I was working on the charter application and flying back and forth from New York. That was 2010, 2011. I came here without a job and got a job while I was waiting to get the charter approved. So it was really a leap of faith, a complete leap of faith to try to make this happen.
And here we are. Fast forward 10 years later, we celebrated our 10th year anniversary this year.
NME: How did you decide on the educational approach and philosophy that drives MAS?
Mitchell: Moving around as I did with my ex-husband and his hockey career, I was exposed to a lot of different schools and models. In Columbus Georgia I experienced working in a school with really dire poverty and a student population that was almost all Black. In New Mexico I learned a lot about working with second-language learners. In New York I got to visit some phenomenal charter schools.
So the philosophy of MAS was a hybrid of a lot of different experiences and a lot of my own reading and my love of learning about what I saw work in various places. And my own experience of having grown up in situations similar to a lot of students I’ve worked with just gives me a different lens on things than a lot of other educators have.

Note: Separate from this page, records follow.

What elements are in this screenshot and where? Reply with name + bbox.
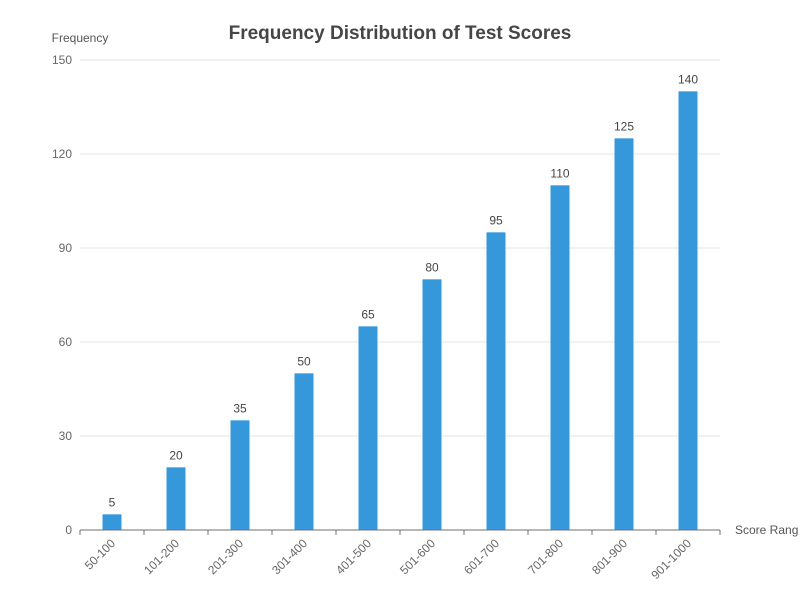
x-axis-ticks: 50-100 101-200 201-300 301-400 401-500 501-60… bbox=[79, 530, 721, 582]
bar[interactable] bbox=[678, 91, 698, 530]
bar[interactable] bbox=[230, 420, 250, 530]
bar[interactable] bbox=[358, 326, 378, 530]
data-label: 5 bbox=[109, 495, 116, 509]
data-label: 95 bbox=[489, 213, 503, 227]
bar[interactable] bbox=[550, 185, 570, 531]
x-tick-label: 50-100 bbox=[82, 536, 119, 573]
y-tick-label: 60 bbox=[59, 335, 73, 349]
x-tick-label: 601-700 bbox=[461, 536, 502, 577]
x-axis-label: Score Rang bbox=[735, 523, 798, 537]
y-tick-label: 90 bbox=[59, 241, 73, 255]
y-axis-label: Frequency bbox=[52, 31, 109, 45]
bar[interactable] bbox=[166, 467, 186, 530]
x-tick-label: 501-600 bbox=[397, 536, 438, 577]
data-label: 110 bbox=[550, 166, 569, 180]
bar[interactable] bbox=[486, 232, 506, 531]
bars bbox=[102, 91, 698, 531]
data-label: 35 bbox=[233, 401, 247, 415]
x-tick-label: 901-1000 bbox=[648, 536, 694, 582]
bar[interactable] bbox=[422, 279, 442, 530]
x-tick-label: 801-900 bbox=[589, 536, 630, 577]
y-axis-ticks: 0 30 60 90 120 150 bbox=[52, 53, 72, 537]
x-tick-label: 201-300 bbox=[205, 536, 246, 577]
x-tick-label: 401-500 bbox=[333, 536, 374, 577]
x-tick-label: 101-200 bbox=[141, 536, 182, 577]
chart-title: Frequency Distribution of Test Scores bbox=[229, 23, 572, 44]
y-tick-label: 30 bbox=[59, 429, 73, 443]
data-label: 80 bbox=[425, 260, 439, 274]
x-tick-label: 701-800 bbox=[525, 536, 566, 577]
data-label: 20 bbox=[169, 448, 183, 462]
data-label: 50 bbox=[297, 354, 311, 368]
data-label: 140 bbox=[678, 72, 698, 86]
y-tick-label: 150 bbox=[52, 53, 72, 67]
y-tick-label: 0 bbox=[65, 523, 72, 537]
data-label: 125 bbox=[614, 119, 634, 133]
bar[interactable] bbox=[294, 373, 314, 530]
y-tick-label: 120 bbox=[52, 147, 72, 161]
grid bbox=[80, 59, 720, 437]
bar[interactable] bbox=[102, 514, 122, 530]
data-labels: 5 20 35 50 65 80 95 110 125 140 bbox=[109, 72, 699, 509]
x-tick-label: 301-400 bbox=[269, 536, 310, 577]
data-label: 65 bbox=[361, 307, 375, 321]
bar[interactable] bbox=[614, 138, 634, 531]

All the parents I’ve worked with over the years love their kids, just as my parents loved me. Sometimes that doesn’t show up in ways that we would consider socially appropriate. So I felt strongly that we needed a school that involved parents. We needed a school that pushed kids to be able to access college, regardless of where they began academically. We needed a school that provided full inclusion for kids who were identified as having special needs.
And above all, we needed a school that changed belief systems. You have to change beliefs and mindsets. That’s not pushing my values on kids. It’s changing that limited mindset, that I’m not capable, that I’m not smart, that I’m not good at school, that certain people are meant for college and it’s not for me.
A lot of times with our families it’s not that they’re not pushing their kids because they want to hold their kids back. They just don’t know what that other side of the world looks like.
It’s all about opening doors of opportunity. That involves three things. It’s academic, it’s the culture of college, and then deep, deep changes and shifts around mindset, really helping with those resiliency skills, really helping with the self advocacy, really helping with the problem solving, the perseverance, the grit.
Those things are values that if somebody doesn’t teach you, I don’t know how you develop them over the course of life unless you stumble upon them. I was lucky enough to have that happen to me, but why leave it to chance?